O presidente Bolsonaro deu mais uma demonstração nos últimos dias de que não tem noção do que seja ser o líder de um país que tem importância por sua posição geopolítica, mais do que pela capacidade econômica, que tem sido pífia na ultima década, que já pode ser considerada perdida, como a de 1980.
Se as previsões de crescimento feitas pela Goldman Sachs se realizassem, o Brasil teria liderança não apenas na América do Sul, mas na América Latina como um todo. Sua torcida pela vitória do presidente Donald Trump nos Estados Unidos foi uma jogada política amadora, mesmo que tenha dado certo, o que parecia improvável no momento em que escrevia a coluna.
Transformar-se em um seguidor cego do líder da maior potência atual, por questões ideológicas, não agrega nenhum valor a seu apoio e, portanto, o desprestigia. Bolsonaro justifica seu apoio a Trump com o perigo do comunismo voltando à América do Sul com as vitórias na Argentina e na Bolívia, e a nova Constituição no Chile.
Trata-se de uma análise completamente equivocada, típica de um governo que vê comunistas embaixo da cama, como nos anos 50 e 60. Também a direita votou a favor de uma nova Constituição no Chile, pois mais do que se livrar de um resquício da ditadura militar, há a aspiração da grande classe média chilena de ter garantias sociais.
Também Trump acusa Joe Biden de comunista, e pode ter ganhado votos preciosos na Flórida, onde latinos desprezados pelo governo Trump preferem votar nele com receio do socialismo do qual fugiram em Cuba. Uma situação completamente surreal, mas que tem efeitos na realidade do dia a dia.
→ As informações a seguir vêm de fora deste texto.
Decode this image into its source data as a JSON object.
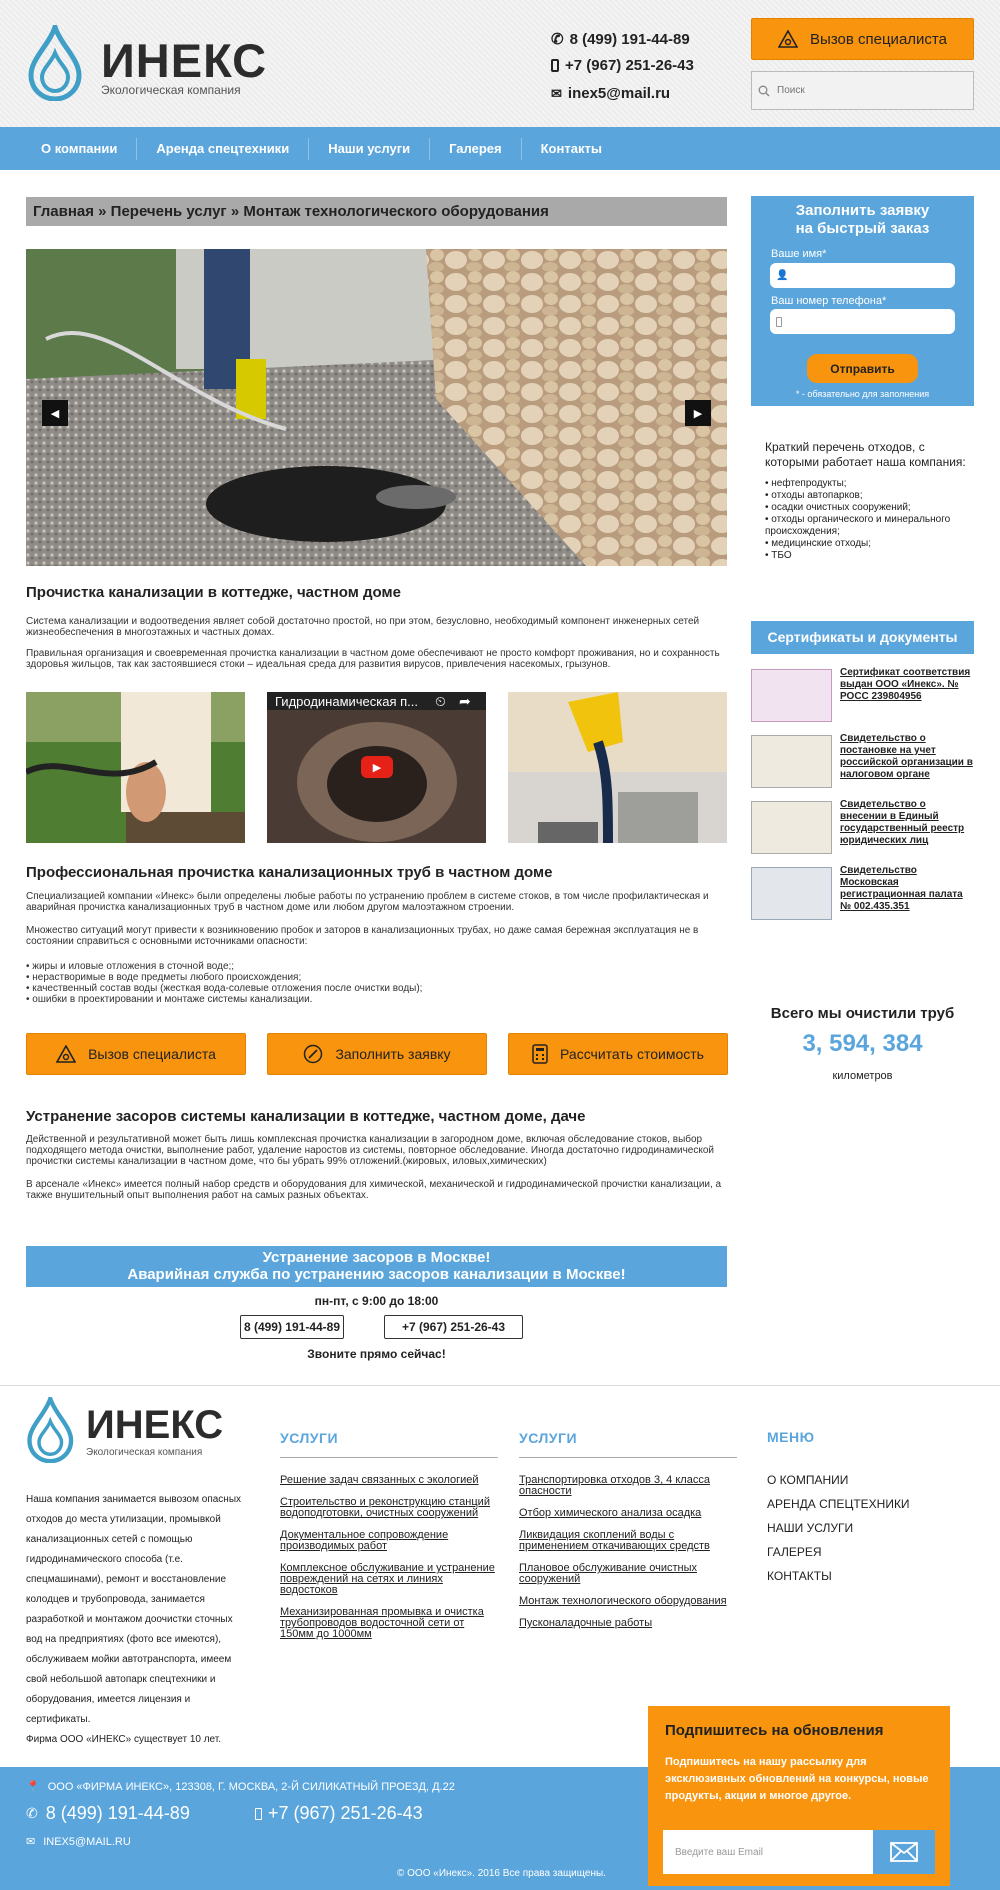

O presidente Bolsonaro considera que apostar suas fichas em Trump no momento em que ele estava em baixa valerá o agradecimento do presidente reeleito dos Estados Unidos. Como somos periféricos, estaremos sempre longe do interesse imediato dos Estados Unidos, sendo difícil que esse alinhamento incondicional leve a alguma vantagem concreta para o governo brasileiro.
A não ser nas questões sociais, onde o Brasil tem o apoio dos Estados Unidos em votações polêmicas na ONU. Uma vitória de Biden nos isolará mais ainda, nos colocando ao lado de governos conservadores, ditaduras africanas e do Oriente Médio, que hoje já são nossas parceiras na ONU em questões sociais delicadas como aborto e família, e em posições que nos colocam em oposição aos valores ocidentais como questões religiosas e relações com minorias.
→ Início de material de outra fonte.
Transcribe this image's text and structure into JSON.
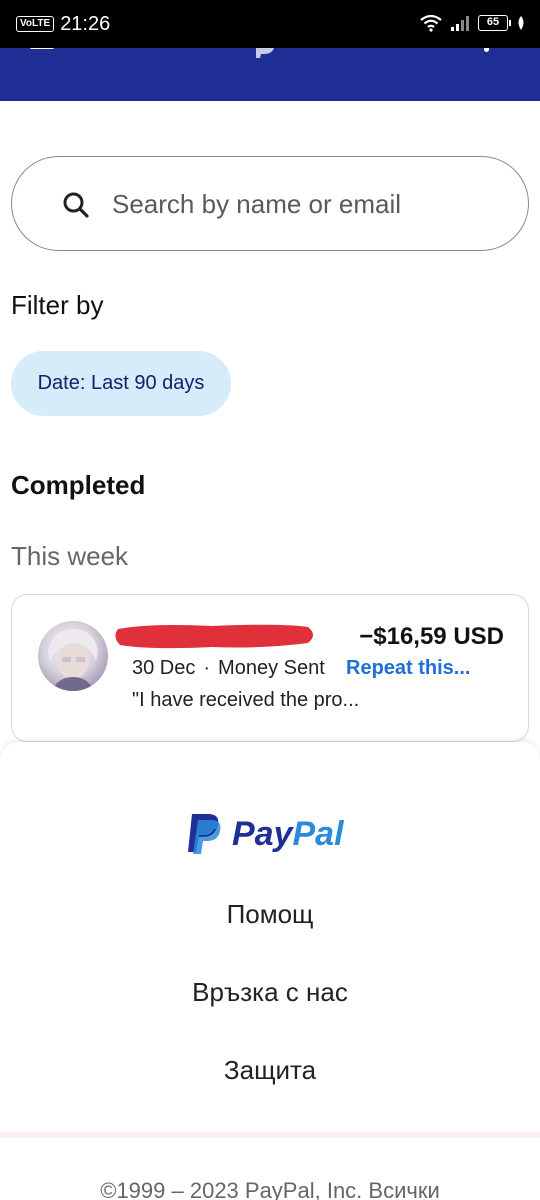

A política ambiental brasileira só se mantém devido ao comportamento dos Estados Unidos em relação ao tema, que tem no abandono do Acordo de Paris o maior exemplo. Bolsonaro tentou imitá-lo, mas logo descobriu que não temos força política para arrostar tamanha afronta ao Ocidente. Mas mantém sempre a ameaça de sair a qualquer momento.
Com uma vitória de Biden esse apoio desaparecerá e, provavelmente, surgirá no lugar a possibilidade de sanções internacionais devido principalmente ao desmatamento da Amazônia e às queimadas. Os americanos se unirão novamente à Europa para uma política ambiental mais voltada para as energias renováveis, o que seria bom para o Brasil que tem amplas condições de explorar energia eólica, solar, biomassas e biogás. Além, claro, da hidrelétrica, que representa 63,8% da nossa matriz.
Teríamos todas as condições de nos juntarmos, como historicamente fizemos, a um esforço internacional de redução da emissão de carbono, não fosse a visão economicista do governo Bolsonaro em relação à Amazônia e ao Meio-Ambiente de maneira geral. Em vez de uma exploração racional das nossas riquezas na região, defendida em retórica pelo presidente Bolsonaro, o governo vai “passando a boiada” relaxando as normas de controle que impedem a exploração predatória da região.
Apostando na permanência de Trump, Bolsonaro aposta no atraso, o que combina com a defesa de seus interesses, não os do Brasil.